Whenever I encounter beat-up people, or feel like one myself, I like to remind myself of Isaiah’s picture of Jesus: “A bruised reed he will not break, and a faintly burning wick he will not quench” (Isaiah 42:3, English Standard Version).
The image of a bruised reed and a faintly burning wick may seem strange at first. A bruised reed is useless and beyond repair. It’s damaged, good only for the scrap heap. A faintly burning wick is past its prime and ready for extinguishing. The bruised reed is internally damaged; the faintly burning wick is out of external resources.
Most people look at the damaged, the weak, and the tired as expendable. Jesus sees them as valuable. He refuses to give up on them.
In May 2009, a man in deep financial debt in China stood on a bridge contemplating suicide. Police closed the bridge, disrupting traffic for five hours. Suddenly a 66-year-old man pushed his way past barriers, reached out to shake the hand of the man considering suicide, and then pushed him off the bridge. Fortunately, the suicidal man landed on an inflatable emergency cushion the police had prepared.

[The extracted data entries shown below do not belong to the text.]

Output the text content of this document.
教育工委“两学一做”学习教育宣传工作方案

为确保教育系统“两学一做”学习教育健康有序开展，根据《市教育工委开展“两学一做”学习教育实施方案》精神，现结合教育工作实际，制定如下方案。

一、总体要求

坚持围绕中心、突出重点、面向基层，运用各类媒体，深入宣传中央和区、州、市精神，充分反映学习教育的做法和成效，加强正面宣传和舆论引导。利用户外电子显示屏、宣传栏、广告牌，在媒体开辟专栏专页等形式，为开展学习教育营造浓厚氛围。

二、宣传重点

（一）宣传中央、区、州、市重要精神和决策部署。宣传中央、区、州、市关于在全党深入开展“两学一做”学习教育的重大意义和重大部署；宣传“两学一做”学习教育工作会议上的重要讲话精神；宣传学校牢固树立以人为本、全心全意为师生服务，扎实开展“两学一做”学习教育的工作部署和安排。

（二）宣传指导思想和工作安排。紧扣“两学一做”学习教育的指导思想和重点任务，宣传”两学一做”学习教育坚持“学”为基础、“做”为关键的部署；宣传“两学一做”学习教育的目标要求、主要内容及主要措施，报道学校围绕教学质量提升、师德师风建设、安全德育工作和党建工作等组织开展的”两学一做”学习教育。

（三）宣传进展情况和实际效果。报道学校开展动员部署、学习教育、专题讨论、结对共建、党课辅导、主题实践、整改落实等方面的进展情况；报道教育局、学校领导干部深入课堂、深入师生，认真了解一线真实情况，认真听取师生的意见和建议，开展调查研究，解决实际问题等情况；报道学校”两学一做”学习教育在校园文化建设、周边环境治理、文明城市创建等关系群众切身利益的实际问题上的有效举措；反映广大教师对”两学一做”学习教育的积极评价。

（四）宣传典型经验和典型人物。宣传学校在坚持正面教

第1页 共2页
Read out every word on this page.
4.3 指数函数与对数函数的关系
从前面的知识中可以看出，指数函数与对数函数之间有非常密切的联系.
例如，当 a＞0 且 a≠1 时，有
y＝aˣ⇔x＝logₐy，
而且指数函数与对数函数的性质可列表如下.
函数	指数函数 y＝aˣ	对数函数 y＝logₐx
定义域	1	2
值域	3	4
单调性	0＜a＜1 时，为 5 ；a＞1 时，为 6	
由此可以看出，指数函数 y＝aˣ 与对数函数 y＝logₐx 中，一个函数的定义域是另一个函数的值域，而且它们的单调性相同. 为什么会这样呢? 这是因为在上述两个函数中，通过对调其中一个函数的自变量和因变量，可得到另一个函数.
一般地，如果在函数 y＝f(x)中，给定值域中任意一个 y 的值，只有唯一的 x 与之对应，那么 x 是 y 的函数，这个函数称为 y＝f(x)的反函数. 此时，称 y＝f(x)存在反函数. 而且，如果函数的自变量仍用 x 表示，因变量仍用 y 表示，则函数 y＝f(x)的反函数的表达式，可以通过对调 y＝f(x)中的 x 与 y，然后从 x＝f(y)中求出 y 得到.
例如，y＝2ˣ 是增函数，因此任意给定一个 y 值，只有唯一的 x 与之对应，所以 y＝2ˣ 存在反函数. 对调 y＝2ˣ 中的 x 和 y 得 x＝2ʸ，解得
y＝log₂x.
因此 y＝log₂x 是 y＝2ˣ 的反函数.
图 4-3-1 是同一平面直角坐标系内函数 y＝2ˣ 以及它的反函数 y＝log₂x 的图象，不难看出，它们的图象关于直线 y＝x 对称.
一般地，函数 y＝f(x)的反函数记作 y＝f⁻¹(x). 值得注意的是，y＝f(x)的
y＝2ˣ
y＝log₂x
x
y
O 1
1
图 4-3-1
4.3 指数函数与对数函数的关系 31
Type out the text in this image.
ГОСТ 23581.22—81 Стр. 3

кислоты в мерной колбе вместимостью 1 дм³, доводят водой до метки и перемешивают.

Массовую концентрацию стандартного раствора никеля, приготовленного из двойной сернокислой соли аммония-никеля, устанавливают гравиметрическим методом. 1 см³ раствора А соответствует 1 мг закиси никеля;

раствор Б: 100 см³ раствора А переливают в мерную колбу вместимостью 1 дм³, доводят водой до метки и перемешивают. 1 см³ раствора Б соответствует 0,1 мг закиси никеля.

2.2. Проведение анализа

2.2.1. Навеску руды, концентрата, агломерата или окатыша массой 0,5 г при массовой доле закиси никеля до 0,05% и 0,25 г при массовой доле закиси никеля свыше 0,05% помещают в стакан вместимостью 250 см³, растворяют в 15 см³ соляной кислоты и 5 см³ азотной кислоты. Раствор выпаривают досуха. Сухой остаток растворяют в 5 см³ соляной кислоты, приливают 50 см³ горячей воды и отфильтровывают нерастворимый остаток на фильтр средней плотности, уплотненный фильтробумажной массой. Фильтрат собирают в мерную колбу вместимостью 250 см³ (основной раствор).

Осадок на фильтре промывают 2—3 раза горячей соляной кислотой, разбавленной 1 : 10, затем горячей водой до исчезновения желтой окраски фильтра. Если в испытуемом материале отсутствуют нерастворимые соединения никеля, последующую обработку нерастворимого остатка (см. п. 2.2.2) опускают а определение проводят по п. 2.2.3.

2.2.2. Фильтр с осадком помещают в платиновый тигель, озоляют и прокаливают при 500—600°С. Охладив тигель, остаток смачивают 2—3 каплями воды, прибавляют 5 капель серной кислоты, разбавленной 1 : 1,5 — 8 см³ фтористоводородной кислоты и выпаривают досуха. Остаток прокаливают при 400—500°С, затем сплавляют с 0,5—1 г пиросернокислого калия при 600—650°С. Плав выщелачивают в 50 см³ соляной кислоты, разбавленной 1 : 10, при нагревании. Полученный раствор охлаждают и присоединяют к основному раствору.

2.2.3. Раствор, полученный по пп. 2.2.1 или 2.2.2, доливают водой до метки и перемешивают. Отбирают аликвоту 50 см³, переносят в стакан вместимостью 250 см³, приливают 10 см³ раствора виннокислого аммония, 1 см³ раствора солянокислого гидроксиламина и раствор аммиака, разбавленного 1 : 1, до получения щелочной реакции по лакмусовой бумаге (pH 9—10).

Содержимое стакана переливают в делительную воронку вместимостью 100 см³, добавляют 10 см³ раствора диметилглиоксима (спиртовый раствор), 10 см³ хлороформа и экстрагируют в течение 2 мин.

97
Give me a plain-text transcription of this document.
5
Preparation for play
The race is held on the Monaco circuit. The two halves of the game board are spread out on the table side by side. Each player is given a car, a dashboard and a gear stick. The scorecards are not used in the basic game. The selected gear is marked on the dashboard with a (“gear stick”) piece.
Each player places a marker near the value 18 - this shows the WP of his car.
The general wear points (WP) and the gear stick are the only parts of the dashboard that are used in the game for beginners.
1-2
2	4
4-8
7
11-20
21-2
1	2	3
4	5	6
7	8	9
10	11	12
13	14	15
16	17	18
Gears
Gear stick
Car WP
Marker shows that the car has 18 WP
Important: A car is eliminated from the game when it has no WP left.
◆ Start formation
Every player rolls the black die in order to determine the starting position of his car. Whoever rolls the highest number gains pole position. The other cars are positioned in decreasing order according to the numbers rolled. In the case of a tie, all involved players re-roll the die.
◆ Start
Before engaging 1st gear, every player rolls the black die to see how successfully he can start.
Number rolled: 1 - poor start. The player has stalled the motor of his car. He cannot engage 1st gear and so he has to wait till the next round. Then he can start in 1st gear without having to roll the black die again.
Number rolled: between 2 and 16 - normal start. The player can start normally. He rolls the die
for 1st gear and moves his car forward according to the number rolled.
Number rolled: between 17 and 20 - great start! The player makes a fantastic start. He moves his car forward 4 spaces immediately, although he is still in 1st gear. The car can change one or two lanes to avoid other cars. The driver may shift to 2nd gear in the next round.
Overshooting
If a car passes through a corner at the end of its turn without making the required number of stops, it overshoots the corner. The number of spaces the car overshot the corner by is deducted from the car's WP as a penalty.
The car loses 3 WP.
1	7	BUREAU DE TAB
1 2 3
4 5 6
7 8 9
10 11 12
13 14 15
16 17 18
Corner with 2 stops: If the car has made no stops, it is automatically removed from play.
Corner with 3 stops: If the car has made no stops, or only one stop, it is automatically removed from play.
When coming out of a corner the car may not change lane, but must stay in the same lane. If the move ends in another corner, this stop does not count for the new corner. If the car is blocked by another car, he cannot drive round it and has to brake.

“I pushed him off because jumpers like (him) are very selfish,” the pushy man explained. “Their action violates a lot of public interest. They do not really dare to kill themselves. Instead, they just want to raise the relevant government authorities’ attention to their appeals.”
Jesus does not push troubled people off bridges. A bruised reed he will not break. A smoldering wick he will not snuff out. He is patient and merciful.
I overheard a person in his 20s being referred to as strong and independent. I chuckled. The person does look strong and independent, but also young. It’s easy to feel invincible at that age. By the time we put on a few more decades, most of us know we’re often weak and dependent. When we feel this way, we can be confident Jesus isn’t done with us yet.
Jesus loves the weak and tired. Even better, Jesus is capable of curing and revitalizing them. When the Gospel writer quoted this passage (in Matthew 12:20), he did so soon after Jesus healed a man’s withered hand. Jesus not only cares; he restores and heals.
“As a mother is tenderest toward the most diseased and weakest child, so does Christ most mercifully incline to the weakest,” wrote Richard Sibbes. We never have to worry that our weakness disqualifies us. Jesus seems to do his best work with people who feel weak without him.
Feel like a bruised reed or a faintly burning wick? He won’t break or quench you. Jesus isn’t done with you yet.